Katholieke Encyclopaedie

Uitgeverij Joost van den Vondel (1933-1939)

Gepubliceerd op 18-04-2019

Bussum

betekenis & definitie

Bussum - gem. en dorp in het Gooi, in de prov. N. Holland; opp. 812 ha, waarvan 115 ha heide, 90 ha bosch en 90 ha cultuurgrond.

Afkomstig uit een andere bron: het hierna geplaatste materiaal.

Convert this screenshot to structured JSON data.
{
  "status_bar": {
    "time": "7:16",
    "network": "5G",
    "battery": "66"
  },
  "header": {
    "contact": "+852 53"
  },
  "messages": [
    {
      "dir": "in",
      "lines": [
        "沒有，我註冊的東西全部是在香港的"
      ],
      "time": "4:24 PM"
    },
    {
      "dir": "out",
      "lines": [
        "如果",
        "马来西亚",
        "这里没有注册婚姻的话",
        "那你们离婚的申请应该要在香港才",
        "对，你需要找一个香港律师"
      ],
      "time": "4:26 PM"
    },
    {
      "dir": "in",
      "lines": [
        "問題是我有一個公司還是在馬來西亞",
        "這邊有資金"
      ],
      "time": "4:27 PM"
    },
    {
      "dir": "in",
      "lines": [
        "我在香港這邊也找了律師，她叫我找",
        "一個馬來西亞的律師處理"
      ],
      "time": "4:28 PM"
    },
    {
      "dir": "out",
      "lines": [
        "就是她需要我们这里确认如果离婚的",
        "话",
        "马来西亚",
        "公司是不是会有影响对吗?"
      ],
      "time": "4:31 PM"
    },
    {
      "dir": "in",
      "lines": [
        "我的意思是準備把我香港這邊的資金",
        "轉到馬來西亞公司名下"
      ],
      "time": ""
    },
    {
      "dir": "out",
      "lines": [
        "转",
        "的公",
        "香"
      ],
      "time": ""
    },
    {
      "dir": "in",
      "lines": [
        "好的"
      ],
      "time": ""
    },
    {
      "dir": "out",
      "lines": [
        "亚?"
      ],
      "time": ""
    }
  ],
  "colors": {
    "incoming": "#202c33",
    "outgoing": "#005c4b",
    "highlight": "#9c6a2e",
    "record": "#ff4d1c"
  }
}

Bevolking: Op 1 Jan. 1933: 26 239 inw.; in 1817, toen B. een zelfstandige gemeente werd, 500 inw.; in 1890 bijna 3400. Ruim 41% is Prot., ruim 35% is Kath., behoorend tot het aartsbisdom Utrecht en verdeeld over 3 parochies; ruim 1% is Israëliet en 20% onkerkelijk. Er zijn openbare en bijzondere scholen voor voorbereidend, lager en uitgebreid lager onderwijs, o.w. het Kath. meisjespensionaat Mariënburg; vervolgens een bijzondere neutrale H. B. S. met 5-jarigen cursus, een lyceum op Christelijken grondslag, een gem. middelbare handelsavondschool en dito nijverheidsavondschool, alsmede een vakschool voor meisjes; twee openbare leeszalen met bibliotheek, waaronder een Kath. Er zijn twee ziekenhuizen: de St. Gerardus Majellastichting en de Stichting Diaconessenarbeid.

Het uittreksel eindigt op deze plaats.